Friday, February 26, 2016

Leap Ahead Marathon LogoIt’s Friday! That means it’s time to check in with your progress in the marathon.

On Fridays, I want to know about your full writing week. What were your greatest successes during the week? What was your favorite line/bit that you wrote? What did you learn about yourself, your characters, and/or your story during the week’s work? What are you most proud of yourself for doing this week when it came to your writing? What are you proud of yourself for accomplishing?

That means it’s SWAT Day!

Check in with your progress on your story and share, if you feel like it, the following:

  • Self-Evaluation (how do you think you did? what can/do you want to do differently next week? what did you learn about yourself as a person or as a writer? what didn’t you do or finish that you wanted to? etc.)
  • Word count (total for the week, Saturday through today)
  • Awesome Accomplishments (breakthroughs, discoveries, highest daily word-count ever, etc.)
  • Tidbits too good not to share


If you don’t want to share this stuff publicly, that’s okay. You can add a section to your Story Bible or start a journal (or add this to your existing journal) to keep track of this. But don’t skip doing this—I think that in the future, when you look back either on what you accomplished during this marathon or (heaven forbid) why you gave up on it, the insights you’ll gather later with hindsight on your thoughts during the challenge will be invaluable.

Happy writing!

One Comment
  1. Carol permalink
    Friday, February 26, 2016 8:06 pm

    I think what I’ve learned is that I am not one who can work on my WIP every single day. I have to schedule days off.
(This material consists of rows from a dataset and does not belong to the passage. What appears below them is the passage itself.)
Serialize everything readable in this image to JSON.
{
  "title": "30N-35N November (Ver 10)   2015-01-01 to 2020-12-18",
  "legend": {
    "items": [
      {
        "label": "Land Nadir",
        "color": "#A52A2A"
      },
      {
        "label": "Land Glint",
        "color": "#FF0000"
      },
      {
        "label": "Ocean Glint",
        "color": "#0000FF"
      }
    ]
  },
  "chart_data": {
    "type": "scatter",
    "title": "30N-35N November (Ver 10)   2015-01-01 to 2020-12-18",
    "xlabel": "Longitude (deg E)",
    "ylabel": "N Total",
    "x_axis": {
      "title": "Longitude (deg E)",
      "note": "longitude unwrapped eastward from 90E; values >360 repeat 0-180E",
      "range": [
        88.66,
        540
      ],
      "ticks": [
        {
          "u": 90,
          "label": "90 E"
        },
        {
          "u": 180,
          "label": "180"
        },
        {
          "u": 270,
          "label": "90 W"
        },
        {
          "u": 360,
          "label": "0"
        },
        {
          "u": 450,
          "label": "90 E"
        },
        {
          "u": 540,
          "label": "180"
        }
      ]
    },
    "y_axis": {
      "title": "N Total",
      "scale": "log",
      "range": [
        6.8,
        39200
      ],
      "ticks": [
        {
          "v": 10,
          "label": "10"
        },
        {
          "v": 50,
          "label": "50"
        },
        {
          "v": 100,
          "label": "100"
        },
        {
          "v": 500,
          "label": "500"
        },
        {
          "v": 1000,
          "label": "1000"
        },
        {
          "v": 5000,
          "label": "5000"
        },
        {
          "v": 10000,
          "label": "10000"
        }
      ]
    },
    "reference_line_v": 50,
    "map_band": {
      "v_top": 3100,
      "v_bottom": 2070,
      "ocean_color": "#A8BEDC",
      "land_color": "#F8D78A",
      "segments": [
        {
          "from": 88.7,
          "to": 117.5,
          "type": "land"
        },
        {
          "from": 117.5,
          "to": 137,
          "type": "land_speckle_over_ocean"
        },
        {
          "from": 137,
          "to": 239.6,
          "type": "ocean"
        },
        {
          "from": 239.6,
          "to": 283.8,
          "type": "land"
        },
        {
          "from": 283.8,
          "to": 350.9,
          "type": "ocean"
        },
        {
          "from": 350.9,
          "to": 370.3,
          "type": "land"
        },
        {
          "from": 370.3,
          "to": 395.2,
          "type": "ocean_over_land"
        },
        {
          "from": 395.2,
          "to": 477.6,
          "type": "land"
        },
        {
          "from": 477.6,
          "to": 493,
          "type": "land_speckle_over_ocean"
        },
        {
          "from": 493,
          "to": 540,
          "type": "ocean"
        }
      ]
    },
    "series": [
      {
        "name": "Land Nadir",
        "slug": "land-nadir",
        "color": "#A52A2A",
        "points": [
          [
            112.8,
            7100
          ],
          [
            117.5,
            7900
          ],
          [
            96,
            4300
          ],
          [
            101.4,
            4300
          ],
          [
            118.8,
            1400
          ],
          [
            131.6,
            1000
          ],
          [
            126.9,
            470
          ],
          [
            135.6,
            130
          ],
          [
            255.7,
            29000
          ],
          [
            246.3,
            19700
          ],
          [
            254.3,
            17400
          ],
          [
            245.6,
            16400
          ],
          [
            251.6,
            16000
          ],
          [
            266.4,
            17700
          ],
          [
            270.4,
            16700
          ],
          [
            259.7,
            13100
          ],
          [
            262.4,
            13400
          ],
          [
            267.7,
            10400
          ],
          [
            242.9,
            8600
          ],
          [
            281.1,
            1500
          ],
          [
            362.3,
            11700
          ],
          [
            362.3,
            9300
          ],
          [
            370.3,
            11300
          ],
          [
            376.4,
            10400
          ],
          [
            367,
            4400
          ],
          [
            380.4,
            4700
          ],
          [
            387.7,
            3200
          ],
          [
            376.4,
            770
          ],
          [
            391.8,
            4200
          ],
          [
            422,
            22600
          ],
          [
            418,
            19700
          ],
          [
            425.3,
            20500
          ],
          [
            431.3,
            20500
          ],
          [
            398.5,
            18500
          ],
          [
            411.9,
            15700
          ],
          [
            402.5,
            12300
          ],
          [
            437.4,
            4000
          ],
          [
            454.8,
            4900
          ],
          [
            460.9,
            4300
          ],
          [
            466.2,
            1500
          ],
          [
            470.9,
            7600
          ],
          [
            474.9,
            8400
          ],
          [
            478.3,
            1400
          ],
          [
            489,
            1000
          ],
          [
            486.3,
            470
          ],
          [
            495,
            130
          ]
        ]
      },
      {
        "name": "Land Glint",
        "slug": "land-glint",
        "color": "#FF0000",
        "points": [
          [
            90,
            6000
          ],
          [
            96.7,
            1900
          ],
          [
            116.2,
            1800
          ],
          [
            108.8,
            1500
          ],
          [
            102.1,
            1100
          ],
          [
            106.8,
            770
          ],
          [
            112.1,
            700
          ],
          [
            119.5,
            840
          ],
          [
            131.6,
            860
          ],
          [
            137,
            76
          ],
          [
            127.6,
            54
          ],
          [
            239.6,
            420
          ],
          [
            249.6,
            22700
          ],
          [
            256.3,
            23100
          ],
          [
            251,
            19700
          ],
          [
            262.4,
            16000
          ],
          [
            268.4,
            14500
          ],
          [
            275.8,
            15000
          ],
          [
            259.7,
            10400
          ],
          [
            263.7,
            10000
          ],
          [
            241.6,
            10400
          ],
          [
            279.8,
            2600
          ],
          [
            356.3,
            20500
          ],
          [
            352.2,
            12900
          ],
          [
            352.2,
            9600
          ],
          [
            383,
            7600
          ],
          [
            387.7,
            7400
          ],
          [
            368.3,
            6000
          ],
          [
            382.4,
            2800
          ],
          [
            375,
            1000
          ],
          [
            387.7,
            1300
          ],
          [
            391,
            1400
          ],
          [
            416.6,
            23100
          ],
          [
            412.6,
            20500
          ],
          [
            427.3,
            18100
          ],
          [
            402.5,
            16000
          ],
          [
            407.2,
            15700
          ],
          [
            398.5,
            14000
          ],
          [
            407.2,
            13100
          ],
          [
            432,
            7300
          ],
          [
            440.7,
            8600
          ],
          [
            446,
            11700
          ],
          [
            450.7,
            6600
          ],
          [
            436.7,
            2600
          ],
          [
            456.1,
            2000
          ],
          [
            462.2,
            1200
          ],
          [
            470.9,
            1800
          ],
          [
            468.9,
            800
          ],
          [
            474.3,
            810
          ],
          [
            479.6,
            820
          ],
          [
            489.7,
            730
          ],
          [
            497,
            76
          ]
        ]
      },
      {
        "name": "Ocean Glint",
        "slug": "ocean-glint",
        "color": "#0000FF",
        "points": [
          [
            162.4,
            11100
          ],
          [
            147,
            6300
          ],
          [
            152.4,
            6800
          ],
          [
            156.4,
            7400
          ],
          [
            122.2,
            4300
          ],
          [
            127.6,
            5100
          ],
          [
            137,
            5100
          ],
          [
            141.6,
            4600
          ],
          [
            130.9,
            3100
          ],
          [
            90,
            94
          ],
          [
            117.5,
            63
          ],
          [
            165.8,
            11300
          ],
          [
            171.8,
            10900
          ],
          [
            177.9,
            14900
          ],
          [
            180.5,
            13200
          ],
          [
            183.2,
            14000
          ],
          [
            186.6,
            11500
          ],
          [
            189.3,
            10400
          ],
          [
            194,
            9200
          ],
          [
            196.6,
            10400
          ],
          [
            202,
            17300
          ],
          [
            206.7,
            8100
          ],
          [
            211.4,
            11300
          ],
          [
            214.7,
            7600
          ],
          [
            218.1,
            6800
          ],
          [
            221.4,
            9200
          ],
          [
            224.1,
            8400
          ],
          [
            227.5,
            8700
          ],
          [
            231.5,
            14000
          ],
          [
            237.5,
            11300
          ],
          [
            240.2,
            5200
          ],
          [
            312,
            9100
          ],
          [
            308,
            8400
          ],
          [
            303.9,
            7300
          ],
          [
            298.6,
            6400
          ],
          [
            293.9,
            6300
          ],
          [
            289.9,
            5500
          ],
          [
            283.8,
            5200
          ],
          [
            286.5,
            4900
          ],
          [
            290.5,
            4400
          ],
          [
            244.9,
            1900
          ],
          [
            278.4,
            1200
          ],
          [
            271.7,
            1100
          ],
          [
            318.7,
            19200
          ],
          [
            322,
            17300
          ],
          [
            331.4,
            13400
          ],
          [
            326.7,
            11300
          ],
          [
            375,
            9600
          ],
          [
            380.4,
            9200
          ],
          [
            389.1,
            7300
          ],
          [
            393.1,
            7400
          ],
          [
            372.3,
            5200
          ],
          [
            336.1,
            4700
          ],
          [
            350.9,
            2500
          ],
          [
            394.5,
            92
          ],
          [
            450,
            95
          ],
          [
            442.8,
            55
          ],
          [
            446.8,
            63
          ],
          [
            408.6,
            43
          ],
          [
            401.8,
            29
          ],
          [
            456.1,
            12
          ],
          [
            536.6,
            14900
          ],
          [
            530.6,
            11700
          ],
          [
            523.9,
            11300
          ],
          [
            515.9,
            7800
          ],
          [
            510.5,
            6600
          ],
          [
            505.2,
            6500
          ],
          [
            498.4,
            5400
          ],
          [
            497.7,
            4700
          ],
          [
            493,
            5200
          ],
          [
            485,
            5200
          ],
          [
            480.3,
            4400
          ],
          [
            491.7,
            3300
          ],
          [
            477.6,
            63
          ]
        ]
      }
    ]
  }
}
I’ve also learned that regardless of how it pains me I am going to have to spend some serious time learning to plot and outline in some way that makes sense to me. I will never be a Snowflake Method user. But totally winging it doesn’t work either. I’ve learned that for the rough draft anyway, I need to just focus on writing, not word count, not getting all the details down, just writing out the story. (Yeah, Kaye, that sounds familiar, doesn’t it…) I’ve learned I write better when I journal more often and for longer entries. And my journal must be written longhand. I’d say this has been a pretty successful writing marathon. In fact, I’d like to kind of keep the momentum going.